I have been a musician for many years (too many to think about) and in that time I have learned the concept of collaboration, even if ideas presented do not align with my own (usually the case). The spirit of true collaboration and expression can only exist in a safe environment, where your collaborators feel comfortable and know that their ideas will not be shot down immediately. They have confidence that they will be given the consideration they deserve. The ability to do this can breed deep friendships, because once there is an understanding that people are safe, other ideas and deeper thoughts and feelings are shared.


Have you heard the term “fair-weather” friends? What is the difference between that and “true” friends? My opinion is that it comes down to the ability to listen fully, to allow the space to be fully heard, to be vulnerable while being present in the presence of others. Taking off your self-protective armor, and opening the visor. It’s all about mutual respect, vulnerability, consideration, trust, and understanding. Allowing yourself to fully listen, actively listen, reflectively listen, deliberately listen; with empathy and love… this is the glue that supports respect, be it between friendships, bandmates, or political affiliations. Respect by actively considering what you are hearing and listening to; differences of opinion, differences of ideologies, religious beliefs, sexual proclivities and gender self-identification, even if it disagrees with your concept about “how things should be”. Why is this not easy to do?

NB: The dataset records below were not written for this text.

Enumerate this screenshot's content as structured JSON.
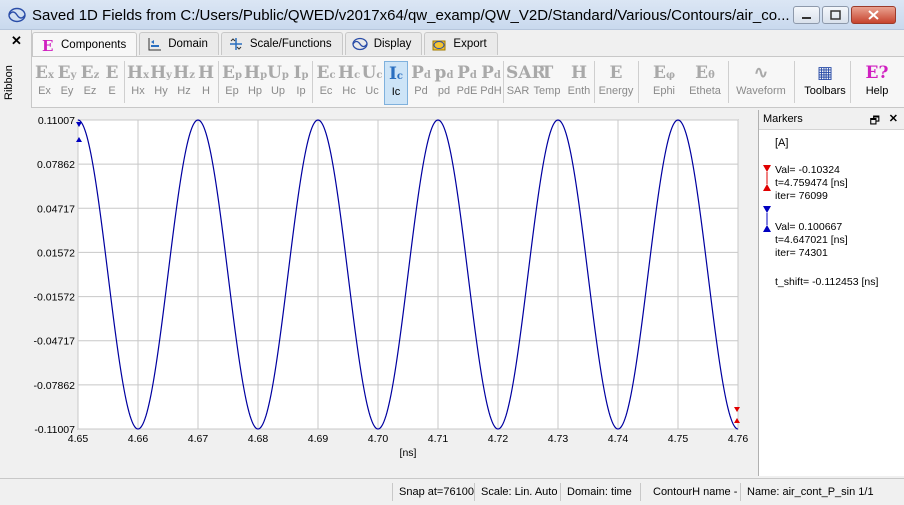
{
  "window": {
    "title": "Saved 1D Fields from C:/Users/Public/QWED/v2017x64/qw_examp/QW_V2D/Standard/Various/Contours/air_co...",
    "icon": "wave-icon"
  },
  "ribbon_side": {
    "close_glyph": "✕",
    "label": "Ribbon"
  },
  "tabs": [
    {
      "label": "Components",
      "icon": "E-icon",
      "active": true
    },
    {
      "label": "Domain",
      "icon": "domain-icon"
    },
    {
      "label": "Scale/Functions",
      "icon": "scale-icon"
    },
    {
      "label": "Display",
      "icon": "display-icon"
    },
    {
      "label": "Export",
      "icon": "export-icon"
    }
  ],
  "toolbar": {
    "buttons": [
      {
        "glyph": "E",
        "sub": "x",
        "label": "Ex"
      },
      {
        "glyph": "E",
        "sub": "y",
        "label": "Ey"
      },
      {
        "glyph": "E",
        "sub": "z",
        "label": "Ez"
      },
      {
        "glyph": "E",
        "sub": "",
        "label": "E"
      },
      {
        "glyph": "H",
        "sub": "x",
        "label": "Hx"
      },
      {
        "glyph": "H",
        "sub": "y",
        "label": "Hy"
      },
      {
        "glyph": "H",
        "sub": "z",
        "label": "Hz"
      },
      {
        "glyph": "H",
        "sub": "",
        "label": "H"
      },
      {
        "glyph": "E",
        "sub": "p",
        "label": "Ep"
      },
      {
        "glyph": "H",
        "sub": "p",
        "label": "Hp"
      },
      {
        "glyph": "U",
        "sub": "p",
        "label": "Up"
      },
      {
        "glyph": "I",
        "sub": "p",
        "label": "Ip"
      },
      {
        "glyph": "E",
        "sub": "c",
        "label": "Ec"
      },
      {
        "glyph": "H",
        "sub": "c",
        "label": "Hc"
      },
      {
        "glyph": "U",
        "sub": "c",
        "label": "Uc"
      },
      {
        "glyph": "I",
        "sub": "c",
        "label": "Ic",
        "active": true
      },
      {
        "glyph": "P",
        "sub": "d",
        "label": "Pd"
      },
      {
        "glyph": "p",
        "sub": "d",
        "label": "pd"
      },
      {
        "glyph": "P",
        "sub": "d",
        "label": "PdE"
      },
      {
        "glyph": "P",
        "sub": "d",
        "label": "PdH"
      },
      {
        "glyph": "SAR",
        "sub": "",
        "label": "SAR"
      },
      {
        "glyph": "T",
        "sub": "",
        "label": "Temp"
      },
      {
        "glyph": "H",
        "sub": "",
        "label": "Enth"
      },
      {
        "glyph": "E",
        "sub": "",
        "label": "Energy"
      },
      {
        "glyph": "E",
        "sub": "φ",
        "label": "Ephi"
      },
      {
        "glyph": "E",
        "sub": "θ",
        "label": "Etheta"
      },
      {
        "glyph": "∿",
        "sub": "",
        "label": "Waveform"
      },
      {
        "glyph": "▦",
        "sub": "",
        "label": "Toolbars",
        "dark": true
      },
      {
        "glyph": "E?",
        "sub": "",
        "label": "Help",
        "dark": true
      }
    ]
  },
  "markers_panel": {
    "title": "Markers",
    "pin_glyph": "🗗",
    "close_glyph": "✕",
    "unit": "[A]",
    "marker1": {
      "val": "Val= -0.10324",
      "t": "t=4.759474 [ns]",
      "iter": "iter= 76099",
      "color": "#e00000"
    },
    "marker2": {
      "val": "Val= 0.100667",
      "t": "t=4.647021 [ns]",
      "iter": "iter= 74301",
      "color": "#0000c0"
    },
    "t_shift": "t_shift= -0.112453 [ns]"
  },
  "status": {
    "snap": "Snap at=76100",
    "scale": "Scale: Lin. Auto",
    "domain": "Domain: time",
    "contour": "ContourH name -",
    "name": "Name:  air_cont_P_sin  1/1"
  },
  "chart_data": {
    "type": "line",
    "xlabel": "[ns]",
    "ylabel": "",
    "xlim": [
      4.65,
      4.76
    ],
    "ylim": [
      -0.11007,
      0.11007
    ],
    "x_ticks": [
      "4.65",
      "4.66",
      "4.67",
      "4.68",
      "4.69",
      "4.70",
      "4.71",
      "4.72",
      "4.73",
      "4.74",
      "4.75",
      "4.76"
    ],
    "y_ticks": [
      "0.11007",
      "0.07862",
      "0.04717",
      "0.01572",
      "-0.01572",
      "-0.04717",
      "-0.07862",
      "-0.11007"
    ],
    "grid": true,
    "series": [
      {
        "amplitude": 0.11007,
        "period_ns": 0.02,
        "peak_x": 4.65,
        "color": "#0000a0"
      }
    ],
    "sample_points": {
      "x": [
        4.65,
        4.655,
        4.66,
        4.665,
        4.67,
        4.675,
        4.68,
        4.685,
        4.69,
        4.695,
        4.7,
        4.705,
        4.71,
        4.715,
        4.72,
        4.725,
        4.73,
        4.735,
        4.74,
        4.745,
        4.75,
        4.755,
        4.76
      ],
      "y": [
        0.11007,
        0,
        -0.11007,
        0,
        0.11007,
        0,
        -0.11007,
        0,
        0.11007,
        0,
        -0.11007,
        0,
        0.11007,
        0,
        -0.11007,
        0,
        0.11007,
        0,
        -0.11007,
        0,
        0.11007,
        0,
        -0.11007
      ]
    }
  }
}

Why is it so difficult to actively listen? Why does need2Bheard need to exist? Here’s my opinion; we are brought up learning how important it is to protect ourselves, from bullies, predators, “the other side”. It’s easy for that “gray area” of existence to filter into other aspects of day-to-day living, the urge to stay walled off, to self-protect. This instinct gives us the tools to “watch our backs”, yet can push away those who offer alternate views. The issue is that resistance is engrained and breaking through that veneer takes lots of personal effort. This is why relationships that are true take time to grow.

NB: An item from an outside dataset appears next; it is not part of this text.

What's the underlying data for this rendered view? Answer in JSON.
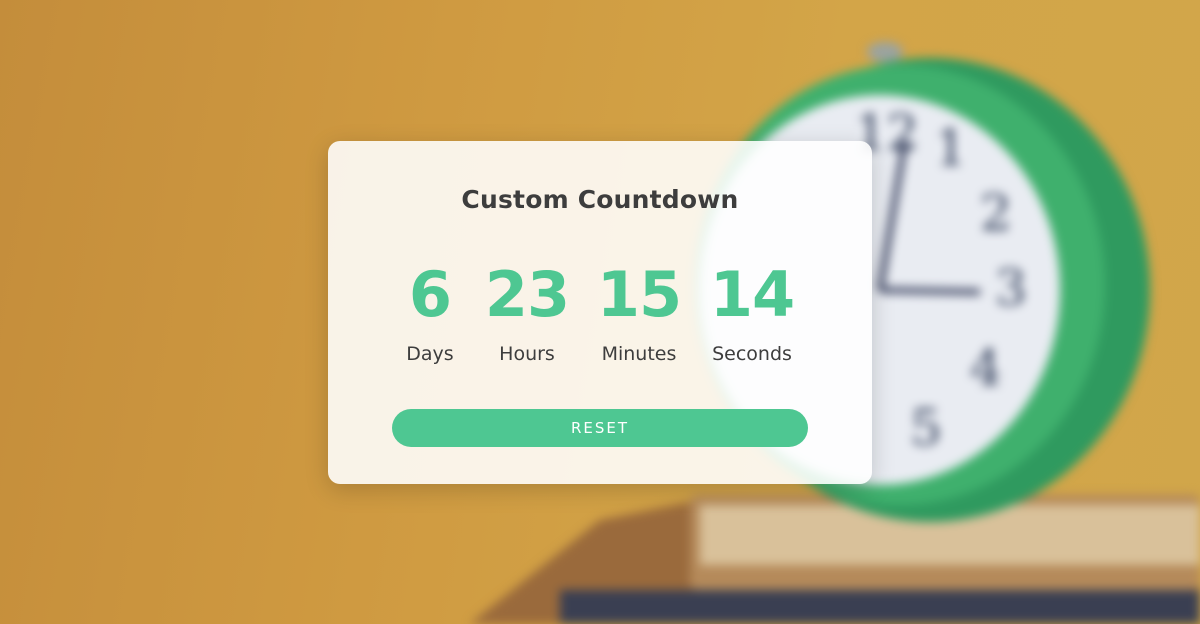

Have you ever been in a position where there is an invisible wall between you and someone else where you just can’t put your finger on why it exists or what’s going on? The unspoken cloak of mistrust? The perception of disrespect or miscommunication, or worse, non-communication?


But, what if there was a different way? need2Bheard wants to be more than a virtual listening environment. As thought leaders, we want to spread the vision of truly listening, of formulating and maintaining relationships that are synonymous with love, understanding, humor, and empathy. The real reason we are here is to love and understand each other. How often do you see that in your everyday life? How much would you like to see it?

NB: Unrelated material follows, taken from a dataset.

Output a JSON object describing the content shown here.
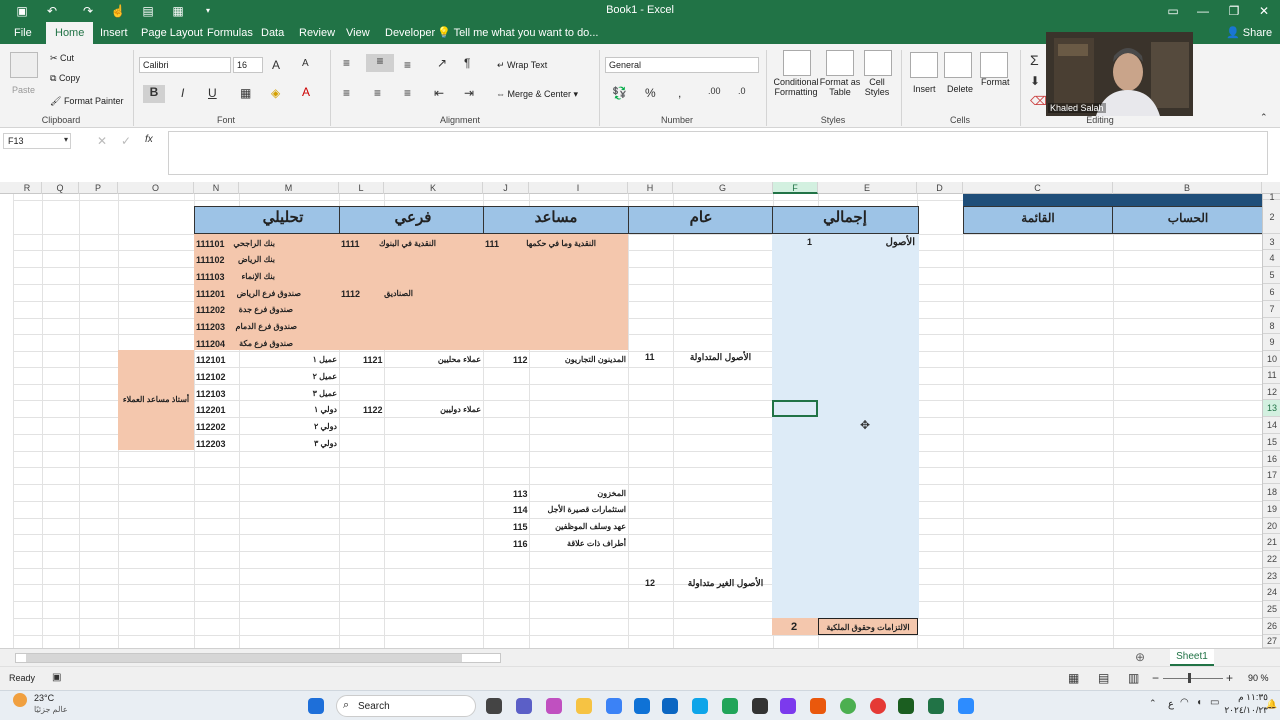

Ask yourself; why is our country so divided? Why do so many relationships fail? How can people learn to open themselves up to really listen and understand what others are saying?


The difference between hearing and understanding; hearing is when you are aware of the existence of sounds. Active Listening is defined by need2Bheard as making a real effort to not only pay attention, but to absorb the feelings behind the sounds you are hearing, and be aware of the non-verbal cues and vocal inflections in order to be so present with your collaborator so that their feelings become yours. Allow yourself to be the friend/partner/lover who gives safe space and freedom. THIS is the basis of long-lasting understandings and relationships.


What would the world be like if our core values were love, understanding, compassion, empathy? Let’s find out!